There is a particular kind of pain that comes after surviving sexual abuse. One that is hard to name and even harder to bear. This is an attempt to put words to it, and to what becomes possible on the other side.
Sexual abuse feels like a destructive storm that has torn through a garden that had just begun to grow. It feels as if someone has trampled every flower, cut down every tree, and filled the soil with dirt and filth that does not belong to you—yet, somehow, feels as if it does. You can no longer tell which roots are yours and which were forced into the soil.
This is often the most painful part of having survived sexual abuse: even though it was someone else who brought the destruction and the contamination, you can no longer distinguish it from what is your own.
When someone takes your body without permission, they take something else too. Hope is taken away, because the sense of having a choice is taken away.
Many attempts to heal might be unsuccessful because it can be too difficult to imagine that something different is possible—that this is not our only chance to create our garden. There are many new chapters of our story yet to be written, and many possibilities to recreate our garden as we wish.
On reclaiming choice
One of the most important parts of healing is restoring a sense of choice and hope—reclaiming the capacity to imagine different ways of living in our bodies and experiencing sexuality. Choice as the possibility to orient ourselves towards something different: towards joy, pleasure, and aliveness. To begin to feel this in the body might sound like: “I choose to move towards or away from situations, people, and relationships.“ Hope as a sense of faith in possibilities that, until now, have been unimaginable.
And yet, even this can feel threatening. Sometimes feeling your own aliveness evokes fear, because in the past it attracted the wrong kind of attention. And so, we shut it down again and again.
It takes a lot of time to regain trust in our bodies; trust that the body can feel pleasure, and that inhabiting our body does not have to feel threatening or unbearable.
It takes courage and immense strength to reclaim our aliveness, our body, our dignity, and our own authority over our body.
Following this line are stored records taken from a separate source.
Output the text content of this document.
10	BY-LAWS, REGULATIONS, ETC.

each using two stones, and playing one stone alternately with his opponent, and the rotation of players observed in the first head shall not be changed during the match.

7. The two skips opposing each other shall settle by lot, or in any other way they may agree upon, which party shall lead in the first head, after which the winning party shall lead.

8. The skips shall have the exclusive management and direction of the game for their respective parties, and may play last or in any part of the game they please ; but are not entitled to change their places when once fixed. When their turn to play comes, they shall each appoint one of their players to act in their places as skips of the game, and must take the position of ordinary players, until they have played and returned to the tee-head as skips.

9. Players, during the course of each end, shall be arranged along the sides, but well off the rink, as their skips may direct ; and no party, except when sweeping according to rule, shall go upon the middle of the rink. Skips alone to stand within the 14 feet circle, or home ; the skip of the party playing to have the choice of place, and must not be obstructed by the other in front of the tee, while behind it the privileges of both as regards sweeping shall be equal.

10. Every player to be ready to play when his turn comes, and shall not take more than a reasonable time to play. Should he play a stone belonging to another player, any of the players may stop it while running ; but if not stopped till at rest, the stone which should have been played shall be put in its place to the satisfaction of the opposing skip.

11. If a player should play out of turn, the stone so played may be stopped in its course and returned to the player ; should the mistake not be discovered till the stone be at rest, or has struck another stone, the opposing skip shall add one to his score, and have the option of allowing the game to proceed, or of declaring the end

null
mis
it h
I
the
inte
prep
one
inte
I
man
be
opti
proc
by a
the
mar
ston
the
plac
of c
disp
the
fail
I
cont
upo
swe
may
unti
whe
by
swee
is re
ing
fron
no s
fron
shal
This is where the restoration of power and control becomes essential. Not as an abstract idea, but as something felt from the inside. It is distinct from power and control over others, rooted instead in accessing your own strength and the capacity for discernment needed to choose with whom, how, and where to share this aliveness.
It does not mean it is easy or that it happens overnight, but by connecting to hope and faith in something bigger—to a sense of deserving and worthiness—we can begin to tend our garden again. Not because we failed before, but because we are only now being given the chance.
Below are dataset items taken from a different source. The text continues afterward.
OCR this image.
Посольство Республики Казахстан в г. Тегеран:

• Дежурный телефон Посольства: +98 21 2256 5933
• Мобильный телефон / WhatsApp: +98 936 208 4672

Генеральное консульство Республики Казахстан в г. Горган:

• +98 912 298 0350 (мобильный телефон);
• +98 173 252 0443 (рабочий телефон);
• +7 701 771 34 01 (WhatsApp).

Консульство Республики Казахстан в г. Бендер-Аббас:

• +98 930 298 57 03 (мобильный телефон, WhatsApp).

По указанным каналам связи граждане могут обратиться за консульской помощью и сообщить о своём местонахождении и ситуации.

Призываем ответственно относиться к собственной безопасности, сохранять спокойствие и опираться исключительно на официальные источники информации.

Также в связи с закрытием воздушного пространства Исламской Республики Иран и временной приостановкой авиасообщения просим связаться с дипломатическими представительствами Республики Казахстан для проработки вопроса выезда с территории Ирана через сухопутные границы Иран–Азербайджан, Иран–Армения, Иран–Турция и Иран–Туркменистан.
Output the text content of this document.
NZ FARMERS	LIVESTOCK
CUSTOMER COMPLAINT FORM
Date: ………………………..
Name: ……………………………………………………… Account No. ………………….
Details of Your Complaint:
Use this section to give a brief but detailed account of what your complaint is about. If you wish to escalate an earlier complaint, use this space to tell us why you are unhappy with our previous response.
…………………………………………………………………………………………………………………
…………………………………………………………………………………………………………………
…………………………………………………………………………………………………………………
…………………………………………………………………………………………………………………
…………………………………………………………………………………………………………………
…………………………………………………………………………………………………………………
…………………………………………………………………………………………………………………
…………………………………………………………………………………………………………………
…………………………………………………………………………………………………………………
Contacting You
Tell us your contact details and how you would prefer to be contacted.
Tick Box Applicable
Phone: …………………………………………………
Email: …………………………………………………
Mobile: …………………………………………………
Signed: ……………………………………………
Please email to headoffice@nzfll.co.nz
It is so very difficult to look delicately at what has been destroyed, and to respect and honour the parts that cannot be returned. To recognise the pain and struggle that comes with it, and to acknowledge all the avoidance patterns or learned survival responses we have put in place. It is a slow process, and we need to take one step at a time.
On weeding
Weeding can be a painful process. Some weeds grow there for a reason: to protect you, to help you survive. The weeding process does not mean dismissing what those weeds once offered; it means gently discerning what still serves you and what is ready to be released. Some we recognise clearly, while others are subtle and harder to detect.
And then we must learn how to choose the right soil for planting—something many of us were never shown how to do, and never given the conditions to practise. We learned only to endure, to adapt, to make do with whatever soil we were given. That is not a failure of will; it is what survival required.
Returning to Eros
Reclaiming aliveness is not only about the body. It is about reconnecting to the very current of life itself. To beauty, sensation, meaning, and the felt sense that we belong in the world.
Eros is not an abstract force. It is the warmth you feel toward a piece of music, the way beauty can stop you in your tracks, the pull toward another human being or your pet. It is aliveness, vitality, beauty, sensuality, and also connection with others.
We have so thoroughly conflated the erotic with the sexual that when violation occurs, we disconnect not only from our sexuality, but also from Eros itself. In order to restore our sexual lives, we must first restore our faith in Eros, which is life.
The erotic landscape
This is where the concept of the erotic landscape comes in. It is about cultivating new possibilities within our erotic garden—the garden of Eros, the garden of life.
The erotic landscape is not only about sexuality. It is the terrain of your inner world: what stirs you, what moves you, what makes you feel most alive. It might be found in the pleasure of a meal, in art, in the quiet joy of being held safely, or in the warmth of sunlight on your skin. Slowly, gently, we begin to notice what nourishes us and we start to tend to those places with intention and care.
Because even if the landscape we once knew—or hoped to cultivate—seems irreversibly damaged, making it nearly impossible to imagine it ever blooming again, there is something to remember: nature never gives up.
We continuously witness damaged landscapes spring back to life, transformed and beautiful in ways we couldn’t have imagined. This same resilience lives within you. Cultivating your erotic garden after it has been violated is tender work, but it is possible—I have seen it happen. It requires time, precious time that deserves to be honoured, not rushed. And when the transformation happens, there is so much to celebrate.
The garden was never lost. It was waiting. And you, too, are worth tending to.